On March 20th, we mark the sixth year since the U.S.-led invasion of Iraq. Since that day, we have seen over four thousand of our citizens die in battle and thousands more Iraqi civilians caught in the crossfire. We also have seen thousands of injuries to American military personnel and Iraqi civilians alike. Not all are physical or visible.

We have also seen billions of our tax dollars spent on the invasion of Iraq built on lies and false pretenses.

We mourn these lost lives and missed opportunities.

We also celebrate our successes. President Obama may have inherited this war and this anniversary but he has made commitments to end the occupation in a timely and responsible manner. We applaud his efforts.

We especially celebrate the recent announcement that over 12,000 military personnel will be returning home this summer.

On the other hand, the announcement that 50,000 troops will stay in Iraq as "support" is disappointing. We are no longer willing to write a blank check to our commanders without a clear and concrete mission or time line.

See the Unitarian Universalist Association's (UUA's) talking points on Iraq (PDF).

How You Can Act

We encourage you and your congregation to participate in the Iraq Memorial To Life or another local action you may feel called to.

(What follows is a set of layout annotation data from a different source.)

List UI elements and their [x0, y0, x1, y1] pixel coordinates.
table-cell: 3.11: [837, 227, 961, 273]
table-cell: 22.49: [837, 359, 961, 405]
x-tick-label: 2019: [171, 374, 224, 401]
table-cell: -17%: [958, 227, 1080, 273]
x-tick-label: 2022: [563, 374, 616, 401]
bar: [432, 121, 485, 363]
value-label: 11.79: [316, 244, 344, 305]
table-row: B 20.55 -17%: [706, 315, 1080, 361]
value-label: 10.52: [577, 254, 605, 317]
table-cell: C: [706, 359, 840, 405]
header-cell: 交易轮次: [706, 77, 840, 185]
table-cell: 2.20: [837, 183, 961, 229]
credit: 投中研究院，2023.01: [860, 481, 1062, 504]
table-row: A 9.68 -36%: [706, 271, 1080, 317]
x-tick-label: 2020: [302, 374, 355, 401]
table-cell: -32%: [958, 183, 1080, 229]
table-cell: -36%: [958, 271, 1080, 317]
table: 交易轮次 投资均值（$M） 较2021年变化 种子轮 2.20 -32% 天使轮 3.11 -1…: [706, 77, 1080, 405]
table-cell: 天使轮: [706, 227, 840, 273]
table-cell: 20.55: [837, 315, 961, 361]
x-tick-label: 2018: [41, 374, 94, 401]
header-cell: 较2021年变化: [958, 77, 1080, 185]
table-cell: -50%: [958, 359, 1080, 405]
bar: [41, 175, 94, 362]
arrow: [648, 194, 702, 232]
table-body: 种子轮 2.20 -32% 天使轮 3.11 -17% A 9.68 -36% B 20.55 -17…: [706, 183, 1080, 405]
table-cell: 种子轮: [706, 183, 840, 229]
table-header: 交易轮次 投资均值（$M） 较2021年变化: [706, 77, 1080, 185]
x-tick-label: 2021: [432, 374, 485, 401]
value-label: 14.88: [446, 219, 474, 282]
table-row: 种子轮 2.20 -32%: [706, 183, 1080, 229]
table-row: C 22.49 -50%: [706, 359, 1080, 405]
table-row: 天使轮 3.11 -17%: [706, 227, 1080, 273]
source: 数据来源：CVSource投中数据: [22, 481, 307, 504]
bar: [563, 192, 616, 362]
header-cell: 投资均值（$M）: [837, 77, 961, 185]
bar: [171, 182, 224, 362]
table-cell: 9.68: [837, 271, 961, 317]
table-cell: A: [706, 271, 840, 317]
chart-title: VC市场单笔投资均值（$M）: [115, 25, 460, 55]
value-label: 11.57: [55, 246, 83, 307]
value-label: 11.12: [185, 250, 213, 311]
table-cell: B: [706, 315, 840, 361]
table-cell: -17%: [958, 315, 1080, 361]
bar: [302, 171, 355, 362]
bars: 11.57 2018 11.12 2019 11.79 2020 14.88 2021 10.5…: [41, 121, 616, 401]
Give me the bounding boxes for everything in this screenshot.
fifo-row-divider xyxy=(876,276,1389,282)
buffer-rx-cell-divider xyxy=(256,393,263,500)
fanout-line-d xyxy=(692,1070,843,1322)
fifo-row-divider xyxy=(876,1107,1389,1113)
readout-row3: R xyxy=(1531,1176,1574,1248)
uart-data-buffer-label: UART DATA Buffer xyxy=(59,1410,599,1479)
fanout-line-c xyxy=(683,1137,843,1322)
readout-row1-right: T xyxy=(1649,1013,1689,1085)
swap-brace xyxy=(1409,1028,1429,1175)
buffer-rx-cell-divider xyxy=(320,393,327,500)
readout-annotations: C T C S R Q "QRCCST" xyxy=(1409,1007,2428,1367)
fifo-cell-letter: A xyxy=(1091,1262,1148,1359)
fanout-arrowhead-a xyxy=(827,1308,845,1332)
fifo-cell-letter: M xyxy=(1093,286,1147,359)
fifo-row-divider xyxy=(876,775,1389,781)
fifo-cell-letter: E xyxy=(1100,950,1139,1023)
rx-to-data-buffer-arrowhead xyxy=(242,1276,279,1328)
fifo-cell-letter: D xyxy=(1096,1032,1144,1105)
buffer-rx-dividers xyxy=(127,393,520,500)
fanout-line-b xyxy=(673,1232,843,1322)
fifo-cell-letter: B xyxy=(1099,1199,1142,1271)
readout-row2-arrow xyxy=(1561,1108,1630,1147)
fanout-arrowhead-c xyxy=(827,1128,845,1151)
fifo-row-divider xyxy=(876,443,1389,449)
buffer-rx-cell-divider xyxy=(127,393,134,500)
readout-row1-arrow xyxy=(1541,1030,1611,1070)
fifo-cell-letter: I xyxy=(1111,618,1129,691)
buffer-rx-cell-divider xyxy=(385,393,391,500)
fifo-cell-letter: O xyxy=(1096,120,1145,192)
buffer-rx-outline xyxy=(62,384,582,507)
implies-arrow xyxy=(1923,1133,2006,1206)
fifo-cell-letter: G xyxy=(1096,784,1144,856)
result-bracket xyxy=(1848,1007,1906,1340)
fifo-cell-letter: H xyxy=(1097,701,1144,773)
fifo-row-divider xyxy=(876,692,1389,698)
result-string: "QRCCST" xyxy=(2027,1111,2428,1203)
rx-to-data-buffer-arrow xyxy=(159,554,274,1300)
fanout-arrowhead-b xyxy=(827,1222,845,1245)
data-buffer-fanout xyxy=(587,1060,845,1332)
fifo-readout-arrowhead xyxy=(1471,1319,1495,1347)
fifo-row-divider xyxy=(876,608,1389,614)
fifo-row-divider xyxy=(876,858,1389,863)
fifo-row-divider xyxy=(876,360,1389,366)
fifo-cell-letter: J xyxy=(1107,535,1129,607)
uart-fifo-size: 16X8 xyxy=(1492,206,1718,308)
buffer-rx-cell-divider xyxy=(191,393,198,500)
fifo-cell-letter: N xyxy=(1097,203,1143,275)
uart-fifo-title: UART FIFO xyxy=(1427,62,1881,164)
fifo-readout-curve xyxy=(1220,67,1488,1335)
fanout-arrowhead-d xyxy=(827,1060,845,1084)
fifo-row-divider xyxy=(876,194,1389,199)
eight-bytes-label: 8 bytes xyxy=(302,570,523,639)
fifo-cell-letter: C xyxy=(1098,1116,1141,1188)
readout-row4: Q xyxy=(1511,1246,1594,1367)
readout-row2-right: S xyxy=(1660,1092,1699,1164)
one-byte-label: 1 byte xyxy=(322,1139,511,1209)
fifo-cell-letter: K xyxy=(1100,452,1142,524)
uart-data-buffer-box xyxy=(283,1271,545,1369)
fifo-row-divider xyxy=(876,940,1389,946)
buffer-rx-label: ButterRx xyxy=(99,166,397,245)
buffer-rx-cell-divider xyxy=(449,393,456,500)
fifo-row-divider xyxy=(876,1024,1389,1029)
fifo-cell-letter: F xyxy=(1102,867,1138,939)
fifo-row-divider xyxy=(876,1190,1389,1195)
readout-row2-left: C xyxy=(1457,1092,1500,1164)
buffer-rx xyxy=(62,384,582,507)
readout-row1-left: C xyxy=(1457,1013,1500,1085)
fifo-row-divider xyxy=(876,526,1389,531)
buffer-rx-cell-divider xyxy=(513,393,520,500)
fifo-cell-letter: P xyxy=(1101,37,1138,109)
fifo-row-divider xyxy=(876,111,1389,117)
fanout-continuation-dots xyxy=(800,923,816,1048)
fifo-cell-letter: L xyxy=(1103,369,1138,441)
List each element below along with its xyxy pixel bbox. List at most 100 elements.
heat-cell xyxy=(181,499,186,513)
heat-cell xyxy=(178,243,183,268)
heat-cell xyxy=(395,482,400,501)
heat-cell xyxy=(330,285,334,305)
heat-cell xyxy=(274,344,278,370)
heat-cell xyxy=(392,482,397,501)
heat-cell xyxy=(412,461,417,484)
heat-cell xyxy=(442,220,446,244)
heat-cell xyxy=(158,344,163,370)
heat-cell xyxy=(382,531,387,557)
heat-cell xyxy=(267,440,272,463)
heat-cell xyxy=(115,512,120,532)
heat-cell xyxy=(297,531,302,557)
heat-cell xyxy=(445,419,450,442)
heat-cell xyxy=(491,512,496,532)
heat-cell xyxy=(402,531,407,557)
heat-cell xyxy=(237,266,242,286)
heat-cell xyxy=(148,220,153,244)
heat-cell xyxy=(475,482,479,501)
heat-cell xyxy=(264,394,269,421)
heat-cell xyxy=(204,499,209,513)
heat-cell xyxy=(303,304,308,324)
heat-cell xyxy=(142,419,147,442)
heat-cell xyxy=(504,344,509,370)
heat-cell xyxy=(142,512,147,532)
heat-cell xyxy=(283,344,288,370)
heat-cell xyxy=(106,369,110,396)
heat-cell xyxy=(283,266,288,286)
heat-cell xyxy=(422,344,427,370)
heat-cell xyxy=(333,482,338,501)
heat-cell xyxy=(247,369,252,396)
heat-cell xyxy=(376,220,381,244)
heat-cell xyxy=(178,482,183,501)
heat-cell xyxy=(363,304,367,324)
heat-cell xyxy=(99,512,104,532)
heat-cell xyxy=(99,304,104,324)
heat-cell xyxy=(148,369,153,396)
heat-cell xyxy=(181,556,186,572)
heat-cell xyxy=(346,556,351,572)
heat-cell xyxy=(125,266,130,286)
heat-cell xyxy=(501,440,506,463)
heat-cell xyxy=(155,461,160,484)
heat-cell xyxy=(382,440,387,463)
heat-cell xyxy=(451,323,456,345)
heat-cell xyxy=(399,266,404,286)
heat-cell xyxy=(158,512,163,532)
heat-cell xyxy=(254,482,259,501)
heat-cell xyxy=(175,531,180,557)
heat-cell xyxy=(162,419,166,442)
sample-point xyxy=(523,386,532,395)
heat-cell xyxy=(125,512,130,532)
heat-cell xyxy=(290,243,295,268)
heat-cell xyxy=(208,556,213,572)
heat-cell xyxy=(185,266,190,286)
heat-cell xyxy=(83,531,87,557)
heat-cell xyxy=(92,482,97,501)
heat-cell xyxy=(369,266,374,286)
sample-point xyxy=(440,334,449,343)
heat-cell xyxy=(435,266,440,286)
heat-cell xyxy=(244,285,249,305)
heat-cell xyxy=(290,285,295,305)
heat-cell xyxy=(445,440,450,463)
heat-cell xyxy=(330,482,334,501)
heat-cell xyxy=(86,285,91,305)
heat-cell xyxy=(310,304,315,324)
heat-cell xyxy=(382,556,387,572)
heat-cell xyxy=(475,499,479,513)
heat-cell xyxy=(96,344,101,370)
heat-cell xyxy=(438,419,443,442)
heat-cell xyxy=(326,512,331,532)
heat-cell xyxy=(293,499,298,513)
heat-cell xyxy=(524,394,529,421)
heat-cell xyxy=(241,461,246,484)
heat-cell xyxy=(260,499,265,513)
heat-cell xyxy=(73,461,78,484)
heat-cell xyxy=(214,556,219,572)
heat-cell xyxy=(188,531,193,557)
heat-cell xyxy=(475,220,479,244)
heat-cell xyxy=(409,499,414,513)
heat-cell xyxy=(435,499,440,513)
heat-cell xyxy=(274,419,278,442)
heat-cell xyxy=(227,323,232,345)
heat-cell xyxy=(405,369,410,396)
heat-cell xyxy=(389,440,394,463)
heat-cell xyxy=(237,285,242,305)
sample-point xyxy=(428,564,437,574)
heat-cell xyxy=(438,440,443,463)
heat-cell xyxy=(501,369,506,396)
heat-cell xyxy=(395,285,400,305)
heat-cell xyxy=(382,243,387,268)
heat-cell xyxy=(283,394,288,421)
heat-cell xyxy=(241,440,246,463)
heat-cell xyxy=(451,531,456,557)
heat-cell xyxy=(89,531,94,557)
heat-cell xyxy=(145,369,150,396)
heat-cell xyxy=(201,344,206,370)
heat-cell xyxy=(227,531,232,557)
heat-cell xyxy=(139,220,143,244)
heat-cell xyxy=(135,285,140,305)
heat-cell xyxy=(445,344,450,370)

The Iraq Memorial To Life is asking for plaques made of paper or cloth to recognize a lost life in the war. They will be taking the plaques around the country before finally placing them on the National Mall in May. For more information on how to make a plaque or their tour dates, please visit Iraq Memorial To Life.

If you will be in the Boston area for the anniversary, we ask you to join a witness on the anniversary (PDF) and commemorative reading of U.S. and Iraqi war dead. The witness is sponsored by the Unitarian Universalist Association, Unitarian Universalist Service Committee (UUSC), Military Families Speak Out, Veterans for Peace, Gold Star Families, and United for Justice with Peace.

Our Struggle Does Not End at Withdrawal

President Obama has already promised a quick and responsible withdrawal from Iraq. But our struggle does not end there. We call for our leaders to stay accountable to the people who served our country in this conflict.We also look for reconciliation and respectful reconstruction of Iraq.

Please join with The Iraq Veterans Against the War to work for physical and emotional support after their return from Iraq. Our veterans deserve full health care—including psychological support for Post Traumatic Stress Disorder (PTSD)—jobs with dignity, and affordable housing.

We also ask you to support the work of Direct Aid Iraq, an organization that works to rebuild Iraq in an accountable and sustainable way, while also practicing reconciliation with everyday citizens of the country.